But excitement turned to hurt as she scrolled through Katie’s Instagram, where the refashioned pieces were showcased alongside exaggerated, mocking expressions and poses that twisted her joy into something cruel. What was meant to be a shared passion became a painful reminder of how easily admiration can slip into ridicule.

I am a plus sized gal who is really into fashion. I usually donate my clothes unless I can resell them. My friend Katie is really into “refashioning” clothes from thrift stores. She buys plus sized clothes and then alters them into her size with a lot of other changes, like making them into crop tops or mini skirts or things.
It’s a really popular creative thing to do.
Well she asked me if she could have first pick of my clothes because I’m actually larger than what she usually finds, and it’ll give her more material to work with. I said sure and would let her pick through my stuff I didn’t want, but asked her to tag me in her posts and point people to my shop where I sell the “nicer” things.
She started showing off her refashion stuff on Instagram and I was excited… until I saw the way she did it.
In Katie’s before shots she makes these really exaggerated grossed out faces where she’s draped in the oversized clothes. Or she’ll do that face where she blows out her cheeks and holds the clothes out as wide as she can and does a cross-eyed expression.
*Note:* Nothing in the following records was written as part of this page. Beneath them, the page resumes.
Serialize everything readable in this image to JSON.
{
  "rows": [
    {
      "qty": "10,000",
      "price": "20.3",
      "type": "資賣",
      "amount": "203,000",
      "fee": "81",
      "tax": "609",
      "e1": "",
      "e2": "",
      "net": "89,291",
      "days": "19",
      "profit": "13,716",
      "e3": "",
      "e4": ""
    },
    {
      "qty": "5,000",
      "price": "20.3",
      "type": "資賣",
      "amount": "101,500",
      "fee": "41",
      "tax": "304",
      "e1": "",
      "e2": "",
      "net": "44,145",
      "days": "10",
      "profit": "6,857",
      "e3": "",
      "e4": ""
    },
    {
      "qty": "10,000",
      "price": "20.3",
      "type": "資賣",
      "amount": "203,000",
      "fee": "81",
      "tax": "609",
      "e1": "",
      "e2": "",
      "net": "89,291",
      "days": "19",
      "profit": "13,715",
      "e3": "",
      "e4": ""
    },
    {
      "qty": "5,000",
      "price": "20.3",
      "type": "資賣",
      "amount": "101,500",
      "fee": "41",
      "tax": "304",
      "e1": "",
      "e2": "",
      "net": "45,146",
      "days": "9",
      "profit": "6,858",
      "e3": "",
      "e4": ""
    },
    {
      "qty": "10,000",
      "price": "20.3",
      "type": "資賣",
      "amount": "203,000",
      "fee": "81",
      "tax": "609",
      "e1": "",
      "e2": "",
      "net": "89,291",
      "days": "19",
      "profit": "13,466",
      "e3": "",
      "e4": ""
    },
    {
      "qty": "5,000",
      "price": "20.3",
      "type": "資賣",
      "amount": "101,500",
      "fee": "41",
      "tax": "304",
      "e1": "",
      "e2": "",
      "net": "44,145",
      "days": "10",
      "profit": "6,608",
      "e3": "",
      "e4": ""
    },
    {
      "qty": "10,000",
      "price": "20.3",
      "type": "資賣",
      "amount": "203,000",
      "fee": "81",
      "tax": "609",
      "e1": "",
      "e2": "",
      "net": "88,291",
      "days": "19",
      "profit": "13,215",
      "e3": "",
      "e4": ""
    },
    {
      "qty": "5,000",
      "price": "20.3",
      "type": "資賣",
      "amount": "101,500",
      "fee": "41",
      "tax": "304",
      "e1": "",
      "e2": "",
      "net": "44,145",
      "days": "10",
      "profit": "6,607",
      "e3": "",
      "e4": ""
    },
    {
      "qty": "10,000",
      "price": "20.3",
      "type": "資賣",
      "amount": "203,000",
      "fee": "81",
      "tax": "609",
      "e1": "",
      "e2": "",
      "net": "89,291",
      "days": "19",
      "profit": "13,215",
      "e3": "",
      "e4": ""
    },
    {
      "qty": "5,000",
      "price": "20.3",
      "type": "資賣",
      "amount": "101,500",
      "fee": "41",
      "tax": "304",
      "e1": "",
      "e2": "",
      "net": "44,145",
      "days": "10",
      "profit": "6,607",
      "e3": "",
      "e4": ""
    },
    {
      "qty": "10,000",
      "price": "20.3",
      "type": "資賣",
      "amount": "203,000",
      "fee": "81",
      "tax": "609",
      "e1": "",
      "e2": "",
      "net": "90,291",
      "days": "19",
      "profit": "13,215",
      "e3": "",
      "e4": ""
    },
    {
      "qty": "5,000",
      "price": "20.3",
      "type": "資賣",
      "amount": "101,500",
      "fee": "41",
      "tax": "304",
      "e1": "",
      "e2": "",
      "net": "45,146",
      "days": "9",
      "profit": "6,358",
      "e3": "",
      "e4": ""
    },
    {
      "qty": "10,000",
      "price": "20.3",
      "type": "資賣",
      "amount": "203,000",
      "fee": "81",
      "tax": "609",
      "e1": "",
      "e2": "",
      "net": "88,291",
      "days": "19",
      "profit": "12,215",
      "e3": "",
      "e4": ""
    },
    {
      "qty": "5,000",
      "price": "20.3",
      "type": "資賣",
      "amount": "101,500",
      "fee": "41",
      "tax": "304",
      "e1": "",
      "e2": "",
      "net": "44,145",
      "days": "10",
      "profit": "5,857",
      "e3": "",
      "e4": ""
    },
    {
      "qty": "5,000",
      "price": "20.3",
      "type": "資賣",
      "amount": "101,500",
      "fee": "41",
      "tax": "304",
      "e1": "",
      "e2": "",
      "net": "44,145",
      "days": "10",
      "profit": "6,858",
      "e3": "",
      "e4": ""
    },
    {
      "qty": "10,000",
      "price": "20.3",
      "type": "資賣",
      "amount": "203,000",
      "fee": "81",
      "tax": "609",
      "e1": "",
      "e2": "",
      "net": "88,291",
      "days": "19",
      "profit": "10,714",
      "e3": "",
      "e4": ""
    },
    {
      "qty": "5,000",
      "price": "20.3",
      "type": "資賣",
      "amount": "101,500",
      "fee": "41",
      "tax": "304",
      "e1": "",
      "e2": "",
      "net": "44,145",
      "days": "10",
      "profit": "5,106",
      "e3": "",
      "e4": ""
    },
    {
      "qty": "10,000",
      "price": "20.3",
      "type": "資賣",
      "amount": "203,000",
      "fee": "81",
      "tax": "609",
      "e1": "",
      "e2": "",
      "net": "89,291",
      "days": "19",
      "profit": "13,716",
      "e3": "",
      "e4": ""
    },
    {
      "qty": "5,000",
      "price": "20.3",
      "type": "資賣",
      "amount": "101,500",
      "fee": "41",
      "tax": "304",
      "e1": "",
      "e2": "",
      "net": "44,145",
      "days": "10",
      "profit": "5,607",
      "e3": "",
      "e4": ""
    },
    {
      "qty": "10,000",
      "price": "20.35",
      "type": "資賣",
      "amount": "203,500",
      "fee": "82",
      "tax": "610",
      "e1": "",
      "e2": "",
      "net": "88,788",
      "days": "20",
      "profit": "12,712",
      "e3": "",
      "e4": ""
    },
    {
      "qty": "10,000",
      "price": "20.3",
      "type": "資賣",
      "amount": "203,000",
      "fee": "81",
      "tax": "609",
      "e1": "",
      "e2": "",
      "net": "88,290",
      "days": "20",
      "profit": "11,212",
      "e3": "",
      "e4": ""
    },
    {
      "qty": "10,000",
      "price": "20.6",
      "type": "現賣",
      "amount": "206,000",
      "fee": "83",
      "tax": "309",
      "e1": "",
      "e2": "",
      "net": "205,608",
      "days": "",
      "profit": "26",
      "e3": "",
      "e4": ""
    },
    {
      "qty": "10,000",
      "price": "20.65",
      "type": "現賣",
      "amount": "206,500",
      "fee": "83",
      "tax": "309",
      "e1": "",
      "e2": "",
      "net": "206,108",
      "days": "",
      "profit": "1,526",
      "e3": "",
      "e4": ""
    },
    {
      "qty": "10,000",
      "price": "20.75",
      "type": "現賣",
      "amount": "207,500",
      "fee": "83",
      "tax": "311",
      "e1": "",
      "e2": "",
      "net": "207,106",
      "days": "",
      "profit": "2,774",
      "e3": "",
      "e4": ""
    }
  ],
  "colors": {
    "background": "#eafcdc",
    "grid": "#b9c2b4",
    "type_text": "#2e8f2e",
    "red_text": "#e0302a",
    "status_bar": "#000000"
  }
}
It’s really obvious to the viewer that she’s trying to “mimic” a really overweight person… like me.
When I saw that, my stomach dropped and I just couldn’t shake the bad feeling it gave me. I tried to give her the benefit of the doubt and asked her why she was making those expressions in the before shots, and she said she just thought it was funny.
I told her that to be honest, it felt hurtful, as I’m the one who gave her the clothes and it looks like she’s just straight up making fun of me and my body, especially since she tags me.
She told me that I’m being hypersensitive. I asked her to please just not make those faces. She told me something like “After you give me the clothes they aren’t yours anymore, so you aren’t really in the position to tell me what to do.”
I thought about that for a while and in the end I did agree, if I give her the clothes they’re hers to do whatever she wants with. So my solution is that I’m just not going to give her anymore of my clothes.
I told her that and she blew up on me, telling me that I’m just looking for a reason to be offended and if I’m this insecure, I should be working on bettering myself.
Conclusion
The original poster (OP) initially agreed to give her friend Katie access to her unwanted clothing for creative projects, but this arrangement soured when Katie used highly exaggerated, mocking facial expressions in ‘before’ photos that seemed to target the OP’s plus-sized body. Although the OP initially tried to set a boundary regarding the presentation of the gifted items, Katie dismissed these concerns, asserting complete ownership and control over the items and the OP’s feelings.
The core conflict lies between the OP’s expectation of respect and sensitivity regarding her body image versus Katie’s claim of absolute creative freedom over donated property. Was the OP justified in asking for basic respect concerning how the gifted items were presented, or did giving the clothes away truly forfeit all rights to comment on their subsequent use and display?
Here’s how people reacted:
But moreover, in this specific situation, she’s absolutely TA. This isn’t about you telling her what to do with the clothes, this is about you telling her that the way she shows off the original size of the clothes (YOUR size) is offensive. Cause it is. She’s making these exaggerated expressions to demonstrate that they’re plus sized, which is completely unnecessary. And on top of that, it gives the impression that the clothes themselves are less appealing because they’re plus sized and need her fashionable skinny touch to be cute?
She said that once you give them to her, you have no say. So you stop giving her clothes, and she’s shocked and upset? What did she expect, for you to just be quiet but keep feeding this?
I’m sorry someone you consider a friend is being so deliberately unkind. You deserve better.
Ultimately you can’t stop Kate from doing what she wants to do, but that doesn’t mean you have to enable it, either. Let her go bum free clothes off of someone else.
Her reaction to your decision is a good reason to reevaluate the friendship, frankly.
NTA, it was a reasonable request, she sounds like an entitled prick. She expects free handouts but can’t honor a simple request to stop mocking you?
She can frame it however she wants, but she’s getting likes/views at your expense. It is an awful lot of gall expect someone to give you something, and then make fun of them using what they have you.
If you dont like it, maybe consider not giving her the clothes?